Congé de maternité? Alors, prière de ne pas siéger au conseil communal. C'est à peu près ça. Et si on laissait les femmes choisir?

E milie est née le 20 avril dernier. C'est un premier bébé pour Diana Nikolic. La jeune Liégeoise en est aussi à son premier mandat de conseillère communale. «Je ne serais pas venue au conseil communal du 24 avril, sourit-elle. Mais quand je suis venue montrer mon bébé aux autres conseillers, en juin, j'étais frustrée de ne pas pouvoir rester. Le papa pouvait très bien prendre le relais», ajoute la conseillère libérale.

Si elle ne peut rester ce soir-là au conseil communal, c'est parce que les jetons de présence, versés aux conseillers, sont incompatibles avec les indemnités Inami du congé de maternité. «Je m'étais renseignée auprès du secrétaire communal. Qui tombait un peu des nues, d'ailleurs. On s'est renseigné chacun de notre côté.» La loi oppose bel et bien les deux types de revenus. Ce qui n'est pas le cas pour d'autres revenus de remplacement comme les allocations de chômage ou les indemnités liées à une incapacité de travail.

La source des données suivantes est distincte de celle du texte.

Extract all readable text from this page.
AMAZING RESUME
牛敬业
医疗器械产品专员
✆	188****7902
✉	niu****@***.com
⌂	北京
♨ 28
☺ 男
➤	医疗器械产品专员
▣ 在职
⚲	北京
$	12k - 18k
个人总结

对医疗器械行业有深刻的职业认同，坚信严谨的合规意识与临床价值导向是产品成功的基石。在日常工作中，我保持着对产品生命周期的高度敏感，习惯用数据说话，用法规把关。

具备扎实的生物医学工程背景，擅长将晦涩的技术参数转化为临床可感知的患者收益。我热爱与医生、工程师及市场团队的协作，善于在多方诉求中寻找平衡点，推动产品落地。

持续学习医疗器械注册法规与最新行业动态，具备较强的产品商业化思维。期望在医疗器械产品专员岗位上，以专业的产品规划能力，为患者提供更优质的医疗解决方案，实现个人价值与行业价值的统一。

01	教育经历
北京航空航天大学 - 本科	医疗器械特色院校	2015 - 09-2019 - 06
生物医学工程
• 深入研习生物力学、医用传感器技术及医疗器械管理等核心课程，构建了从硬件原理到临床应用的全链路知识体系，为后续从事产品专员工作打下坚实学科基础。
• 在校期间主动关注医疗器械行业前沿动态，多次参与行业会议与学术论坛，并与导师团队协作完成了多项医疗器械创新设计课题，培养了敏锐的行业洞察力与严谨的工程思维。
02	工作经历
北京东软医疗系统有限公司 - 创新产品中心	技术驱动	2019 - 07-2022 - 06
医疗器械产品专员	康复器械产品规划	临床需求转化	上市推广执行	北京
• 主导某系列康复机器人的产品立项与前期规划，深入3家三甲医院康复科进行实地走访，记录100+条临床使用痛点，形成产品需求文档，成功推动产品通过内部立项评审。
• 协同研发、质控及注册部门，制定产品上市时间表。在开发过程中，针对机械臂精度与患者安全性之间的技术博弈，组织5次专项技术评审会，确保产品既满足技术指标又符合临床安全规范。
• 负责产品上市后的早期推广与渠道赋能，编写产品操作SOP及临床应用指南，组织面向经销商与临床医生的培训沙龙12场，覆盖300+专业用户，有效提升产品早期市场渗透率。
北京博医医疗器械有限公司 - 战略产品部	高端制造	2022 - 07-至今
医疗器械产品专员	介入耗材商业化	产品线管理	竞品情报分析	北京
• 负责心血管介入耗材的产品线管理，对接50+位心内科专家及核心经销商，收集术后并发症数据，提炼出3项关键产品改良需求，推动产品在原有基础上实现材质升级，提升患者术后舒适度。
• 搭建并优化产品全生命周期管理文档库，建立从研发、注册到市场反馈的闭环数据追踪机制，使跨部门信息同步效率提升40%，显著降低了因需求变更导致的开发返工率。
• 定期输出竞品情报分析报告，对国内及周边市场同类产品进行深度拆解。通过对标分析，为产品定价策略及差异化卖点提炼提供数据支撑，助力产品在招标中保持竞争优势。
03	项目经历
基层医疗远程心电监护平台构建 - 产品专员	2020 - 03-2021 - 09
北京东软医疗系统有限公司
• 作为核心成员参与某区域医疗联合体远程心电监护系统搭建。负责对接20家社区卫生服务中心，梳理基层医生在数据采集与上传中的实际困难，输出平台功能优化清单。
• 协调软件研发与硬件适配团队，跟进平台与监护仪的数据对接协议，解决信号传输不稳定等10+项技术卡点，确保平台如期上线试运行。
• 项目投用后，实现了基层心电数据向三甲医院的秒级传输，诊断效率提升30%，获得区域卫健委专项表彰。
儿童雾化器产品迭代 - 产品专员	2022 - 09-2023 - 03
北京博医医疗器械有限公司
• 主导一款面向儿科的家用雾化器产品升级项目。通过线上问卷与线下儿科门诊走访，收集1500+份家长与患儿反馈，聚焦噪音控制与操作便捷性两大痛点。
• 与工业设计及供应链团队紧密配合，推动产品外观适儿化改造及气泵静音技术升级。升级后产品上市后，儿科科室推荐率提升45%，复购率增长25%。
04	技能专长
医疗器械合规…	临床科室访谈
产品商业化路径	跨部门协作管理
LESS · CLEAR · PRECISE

Faire un choix, alors? Diana ne peut pas renoncer aux jetons de présence si elle veut siéger. Elle s'est renseignée. Mais elle pouvait par contre renoncer aux indemnités de maternité. Et vivre, pendant son congé de maternité, avec les jetons? «Les jetons de présence, ça va de 33 à 150 €. Ce qui ne permet pas de renoncer à l'indemnité de maternité», rappelle Kattrin Jadin, députée fédérale MR et conseillère communale à Eupen. «Ce n'est en effet pas avec ça que j'allais payer les couches», ironise Diana Nikolic. Une autre conseillère communale liégeoise, Veronica Cremasco (Écolo), s'est retrouvée dans la même situation.

Cette incompatibilité entre jetons de présence et indemnité Inami s'impose aussi aux conseillères provinciales et aux conseillères de l'aide sociale. «C'est discriminant, assure Kattrin Jadin. «Surtout si on veut rajeunir et féminiser la classe politique», renchérit Diana Nikolic.

Du coup, Kattrin Jadin a déposé une proposition de loi permettant de laisser siéger les conseillères communales pendant leur congé de maternité. «On a reçu un mandat de la part des électeurs. Ce n'est quand même pas rien», rappelle Diana Nikolic, remplacée par le premier suppléant de la liste pendant son congé. L'idée serait de laisser le choix à la mandataire : siéger ou ne pas siéger pendant son congé de maternité.

La proposition de loi, prise en compte en séance plénière, devrait être relayée en commission des Affaires sociales la semaine prochaine. Prévisions pour l'éventuelle concrétisation? «J'aurais tendance à dire... neuf mois», conclut Kattrin Jadin.